Harlem Shake Changes the Music World
Last week, Billboard magazine changed the way they compile the Hot 100 chart every week and changed the game in the music business. 'Harlem Shake' by 23 year old Baauer went from a nobody to #1 in the United States overnight. Along the way, setting fire to what we have perceived as the Hot 100 songs in the country.
This is a game changer. How did it go from nothing 2 weeks ago on the chart to the top spot? Sheer luck? No. Deep pocketed record companies? No. Big commercial in the Super Bowl? No. Just some kids dancing in a 30 second video and some help by a guy known on You Tube as Filthy Frank. Nice.
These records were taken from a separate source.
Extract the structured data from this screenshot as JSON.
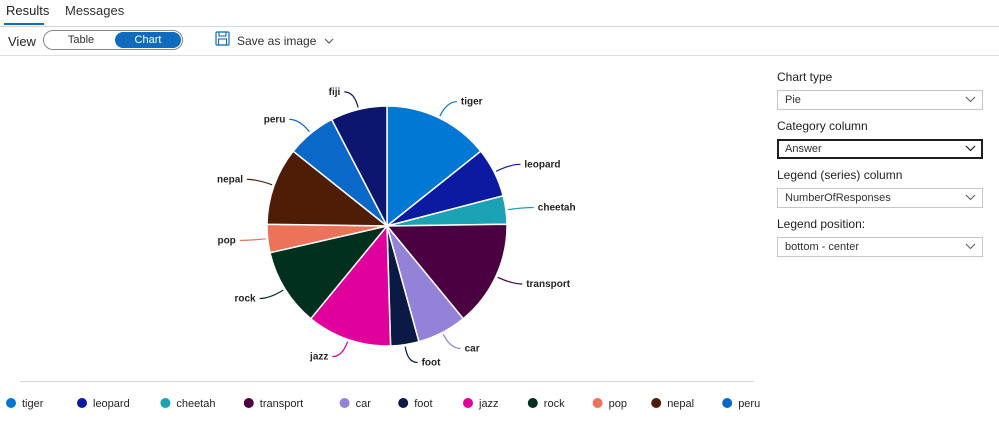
{
  "tabs": [
    {
      "label": "Results",
      "active": true
    },
    {
      "label": "Messages",
      "active": false
    }
  ],
  "toolbar": {
    "view_label": "View",
    "view_options": [
      "Table",
      "Chart"
    ],
    "selected_view": "Chart",
    "save_label": "Save as image",
    "save_icon": "save-icon",
    "accent": "#0f6cbd"
  },
  "settings": {
    "chart_type_label": "Chart type",
    "chart_type_value": "Pie",
    "category_label": "Category column",
    "category_value": "Answer",
    "legend_series_label": "Legend (series) column",
    "legend_series_value": "NumberOfResponses",
    "legend_position_label": "Legend position:",
    "legend_position_value": "bottom - center"
  },
  "chart_data": {
    "type": "pie",
    "title": "",
    "legend_position": "bottom-center",
    "slices": [
      {
        "label": "tiger",
        "value": 15,
        "color": "#0078d4"
      },
      {
        "label": "leopard",
        "value": 7,
        "color": "#0b1aa0"
      },
      {
        "label": "cheetah",
        "value": 4,
        "color": "#1ba2b5"
      },
      {
        "label": "transport",
        "value": 15,
        "color": "#4b0041"
      },
      {
        "label": "car",
        "value": 7,
        "color": "#9482d8"
      },
      {
        "label": "foot",
        "value": 4,
        "color": "#0b1a45"
      },
      {
        "label": "jazz",
        "value": 12,
        "color": "#e0009b"
      },
      {
        "label": "rock",
        "value": 11,
        "color": "#01301f"
      },
      {
        "label": "pop",
        "value": 4,
        "color": "#ec735a"
      },
      {
        "label": "nepal",
        "value": 11,
        "color": "#4f1c06"
      },
      {
        "label": "peru",
        "value": 7,
        "color": "#0a68c8"
      },
      {
        "label": "fiji",
        "value": 8,
        "color": "#0c166e"
      }
    ]
  }
}
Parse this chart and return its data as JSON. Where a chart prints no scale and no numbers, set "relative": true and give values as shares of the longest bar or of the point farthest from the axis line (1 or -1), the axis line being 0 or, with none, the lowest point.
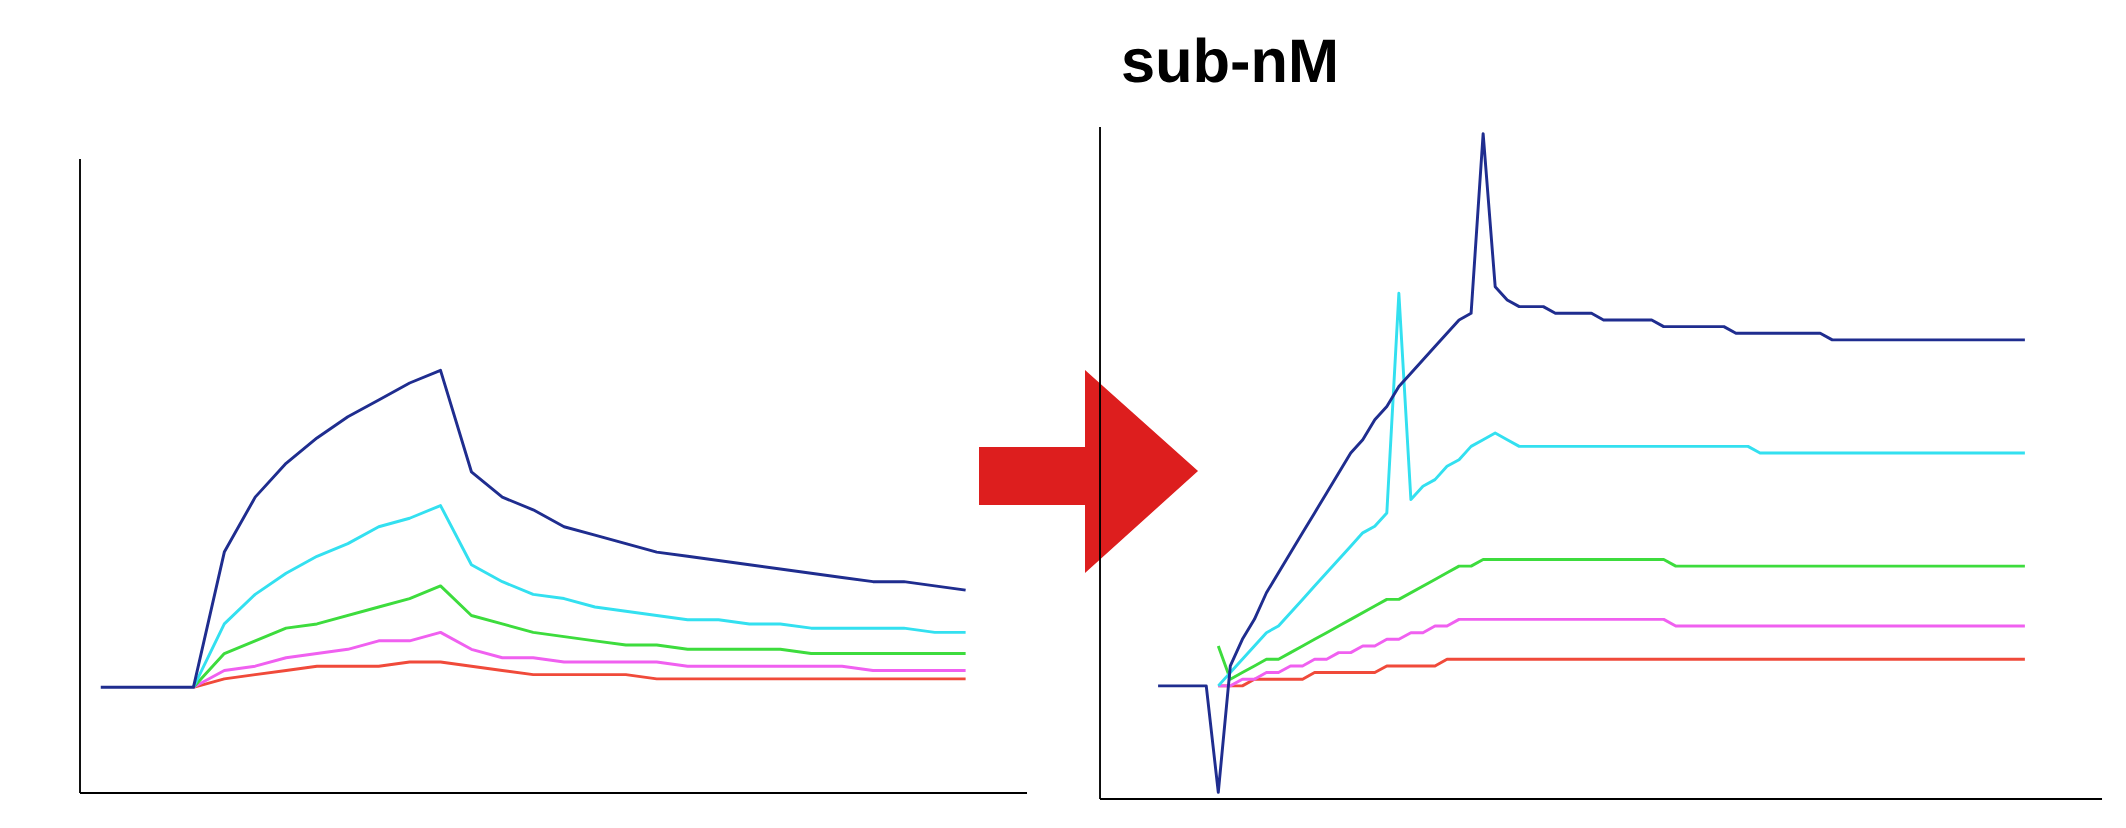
{
  "chart_data": [
    {
      "type": "line",
      "relative": true,
      "categories": [
        null,
        null,
        null,
        null,
        null,
        null,
        null,
        null,
        null,
        null,
        null,
        null,
        null,
        null,
        null,
        null,
        null,
        null,
        null,
        null,
        null,
        null,
        null,
        null,
        null,
        null,
        null,
        null,
        null
      ],
      "series": [
        {
          "color": "#1f2d8f",
          "values": [
            0.25,
            0.25,
            0.25,
            0.25,
            0.57,
            0.7,
            0.78,
            0.84,
            0.89,
            0.93,
            0.97,
            1.0,
            0.76,
            0.7,
            0.67,
            0.63,
            0.61,
            0.59,
            0.57,
            0.56,
            0.55,
            0.54,
            0.53,
            0.52,
            0.51,
            0.5,
            0.5,
            0.49,
            0.48
          ]
        },
        {
          "color": "#33e0f0",
          "values": [
            null,
            null,
            null,
            0.25,
            0.4,
            0.47,
            0.52,
            0.56,
            0.59,
            0.63,
            0.65,
            0.68,
            0.54,
            0.5,
            0.47,
            0.46,
            0.44,
            0.43,
            0.42,
            0.41,
            0.41,
            0.4,
            0.4,
            0.39,
            0.39,
            0.39,
            0.39,
            0.38,
            0.38
          ]
        },
        {
          "color": "#3ddc3d",
          "values": [
            null,
            null,
            null,
            0.25,
            0.33,
            0.36,
            0.39,
            0.4,
            0.42,
            0.44,
            0.46,
            0.49,
            0.42,
            0.4,
            0.38,
            0.37,
            0.36,
            0.35,
            0.35,
            0.34,
            0.34,
            0.34,
            0.34,
            0.33,
            0.33,
            0.33,
            0.33,
            0.33,
            0.33
          ]
        },
        {
          "color": "#f060f0",
          "values": [
            null,
            null,
            null,
            0.25,
            0.29,
            0.3,
            0.32,
            0.33,
            0.34,
            0.36,
            0.36,
            0.38,
            0.34,
            0.32,
            0.32,
            0.31,
            0.31,
            0.31,
            0.31,
            0.3,
            0.3,
            0.3,
            0.3,
            0.3,
            0.3,
            0.29,
            0.29,
            0.29,
            0.29
          ]
        },
        {
          "color": "#f04a3a",
          "values": [
            null,
            null,
            null,
            0.25,
            0.27,
            0.28,
            0.29,
            0.3,
            0.3,
            0.3,
            0.31,
            0.31,
            0.3,
            0.29,
            0.28,
            0.28,
            0.28,
            0.28,
            0.27,
            0.27,
            0.27,
            0.27,
            0.27,
            0.27,
            0.27,
            0.27,
            0.27,
            0.27,
            0.27
          ]
        }
      ]
    },
    {
      "type": "line",
      "relative": true,
      "title": "sub-nM",
      "categories": [
        null,
        null,
        null,
        null,
        null,
        null,
        null,
        null,
        null,
        null,
        null,
        null,
        null,
        null,
        null,
        null,
        null,
        null,
        null,
        null,
        null,
        null,
        null,
        null,
        null,
        null,
        null,
        null,
        null,
        null,
        null,
        null,
        null,
        null,
        null,
        null,
        null,
        null,
        null,
        null,
        null,
        null,
        null,
        null,
        null,
        null,
        null,
        null,
        null,
        null,
        null,
        null,
        null,
        null,
        null,
        null,
        null,
        null,
        null,
        null,
        null,
        null,
        null,
        null,
        null,
        null,
        null,
        null,
        null,
        null,
        null,
        null,
        null
      ],
      "series": [
        {
          "color": "#1f2d8f",
          "values": [
            0.17,
            0.17,
            0.17,
            0.17,
            0.17,
            0.01,
            0.2,
            0.24,
            0.27,
            0.31,
            0.34,
            0.37,
            0.4,
            0.43,
            0.46,
            0.49,
            0.52,
            0.54,
            0.57,
            0.59,
            0.62,
            0.64,
            0.66,
            0.68,
            0.7,
            0.72,
            0.73,
            1.0,
            0.77,
            0.75,
            0.74,
            0.74,
            0.74,
            0.73,
            0.73,
            0.73,
            0.73,
            0.72,
            0.72,
            0.72,
            0.72,
            0.72,
            0.71,
            0.71,
            0.71,
            0.71,
            0.71,
            0.71,
            0.7,
            0.7,
            0.7,
            0.7,
            0.7,
            0.7,
            0.7,
            0.7,
            0.69,
            0.69,
            0.69,
            0.69,
            0.69,
            0.69,
            0.69,
            0.69,
            0.69,
            0.69,
            0.69,
            0.69,
            0.69,
            0.69,
            0.69,
            0.69,
            0.69
          ]
        },
        {
          "color": "#33e0f0",
          "values": [
            null,
            null,
            null,
            null,
            null,
            0.17,
            0.19,
            0.21,
            0.23,
            0.25,
            0.26,
            0.28,
            0.3,
            0.32,
            0.34,
            0.36,
            0.38,
            0.4,
            0.41,
            0.43,
            0.76,
            0.45,
            0.47,
            0.48,
            0.5,
            0.51,
            0.53,
            0.54,
            0.55,
            0.54,
            0.53,
            0.53,
            0.53,
            0.53,
            0.53,
            0.53,
            0.53,
            0.53,
            0.53,
            0.53,
            0.53,
            0.53,
            0.53,
            0.53,
            0.53,
            0.53,
            0.53,
            0.53,
            0.53,
            0.53,
            0.52,
            0.52,
            0.52,
            0.52,
            0.52,
            0.52,
            0.52,
            0.52,
            0.52,
            0.52,
            0.52,
            0.52,
            0.52,
            0.52,
            0.52,
            0.52,
            0.52,
            0.52,
            0.52,
            0.52,
            0.52,
            0.52,
            0.52
          ]
        },
        {
          "color": "#3ddc3d",
          "values": [
            null,
            null,
            null,
            null,
            null,
            0.23,
            0.18,
            0.19,
            0.2,
            0.21,
            0.21,
            0.22,
            0.23,
            0.24,
            0.25,
            0.26,
            0.27,
            0.28,
            0.29,
            0.3,
            0.3,
            0.31,
            0.32,
            0.33,
            0.34,
            0.35,
            0.35,
            0.36,
            0.36,
            0.36,
            0.36,
            0.36,
            0.36,
            0.36,
            0.36,
            0.36,
            0.36,
            0.36,
            0.36,
            0.36,
            0.36,
            0.36,
            0.36,
            0.35,
            0.35,
            0.35,
            0.35,
            0.35,
            0.35,
            0.35,
            0.35,
            0.35,
            0.35,
            0.35,
            0.35,
            0.35,
            0.35,
            0.35,
            0.35,
            0.35,
            0.35,
            0.35,
            0.35,
            0.35,
            0.35,
            0.35,
            0.35,
            0.35,
            0.35,
            0.35,
            0.35,
            0.35,
            0.35
          ]
        },
        {
          "color": "#f060f0",
          "values": [
            null,
            null,
            null,
            null,
            null,
            0.17,
            0.17,
            0.18,
            0.18,
            0.19,
            0.19,
            0.2,
            0.2,
            0.21,
            0.21,
            0.22,
            0.22,
            0.23,
            0.23,
            0.24,
            0.24,
            0.25,
            0.25,
            0.26,
            0.26,
            0.27,
            0.27,
            0.27,
            0.27,
            0.27,
            0.27,
            0.27,
            0.27,
            0.27,
            0.27,
            0.27,
            0.27,
            0.27,
            0.27,
            0.27,
            0.27,
            0.27,
            0.27,
            0.26,
            0.26,
            0.26,
            0.26,
            0.26,
            0.26,
            0.26,
            0.26,
            0.26,
            0.26,
            0.26,
            0.26,
            0.26,
            0.26,
            0.26,
            0.26,
            0.26,
            0.26,
            0.26,
            0.26,
            0.26,
            0.26,
            0.26,
            0.26,
            0.26,
            0.26,
            0.26,
            0.26,
            0.26,
            0.26
          ]
        },
        {
          "color": "#f04a3a",
          "values": [
            null,
            null,
            null,
            null,
            null,
            0.17,
            0.17,
            0.17,
            0.18,
            0.18,
            0.18,
            0.18,
            0.18,
            0.19,
            0.19,
            0.19,
            0.19,
            0.19,
            0.19,
            0.2,
            0.2,
            0.2,
            0.2,
            0.2,
            0.21,
            0.21,
            0.21,
            0.21,
            0.21,
            0.21,
            0.21,
            0.21,
            0.21,
            0.21,
            0.21,
            0.21,
            0.21,
            0.21,
            0.21,
            0.21,
            0.21,
            0.21,
            0.21,
            0.21,
            0.21,
            0.21,
            0.21,
            0.21,
            0.21,
            0.21,
            0.21,
            0.21,
            0.21,
            0.21,
            0.21,
            0.21,
            0.21,
            0.21,
            0.21,
            0.21,
            0.21,
            0.21,
            0.21,
            0.21,
            0.21,
            0.21,
            0.21,
            0.21,
            0.21,
            0.21,
            0.21,
            0.21,
            0.21
          ]
        }
      ]
    }
  ]
}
Do you think it was a fluke the first week at #1? Well it was good enough to keep radio and video favorites Rihanna, Taylor Swift out and knock another You Tube favorite, Thrift Shop by Macklemore out of the #1 spot last week. This week, it is #1 again and it seems to just be getting started.
Radio, TV, record company execs and the "powers that be" should start taking notice. The game is changing and changing FAST. They also must be asking how did this happen and why?
How it happened started a few years back when we created the NOW generation. The challenge has been that we didn't want it to move as fast as it did. Billboard magazine was just smart enough to realize that it was using out of date data and not figuring in the NOW generation that wants things faster than the machine can give it to them. We also didn't want to admit that You Tube was a viable medium, but Gangham Style has over 1 BILLION views. That is with a B. That matters. Think about how long that song would have stayed at #1 if video views were figured in like they are now. Justin Bieber might have had #1 songs with every single has has released.
Watch out though, when the 'machine' figures out that a :30 video clip of crazy kids dancing will go #1, guess what is coming. Right now, record company execs are working on some way to start a revolution of kids dancing in a :30 video clip and thinking it will blow up and go #1 for them. They don't realize as they are working on their projects to unvail that there is a nation that is talking around the water cooler and on college campuses about how they can get involved and make their own video and be part of a revolution that ended up giving a 23 year old dj a #1 song created over a year ago in his basement at 3am with no radio airplay, no record company and no promotional budget. The game has changed. The people now have a bigger voice on the Hot 100 about what they like "right NOW" and some are not going to like it. Congrats Baauer, enjoy it.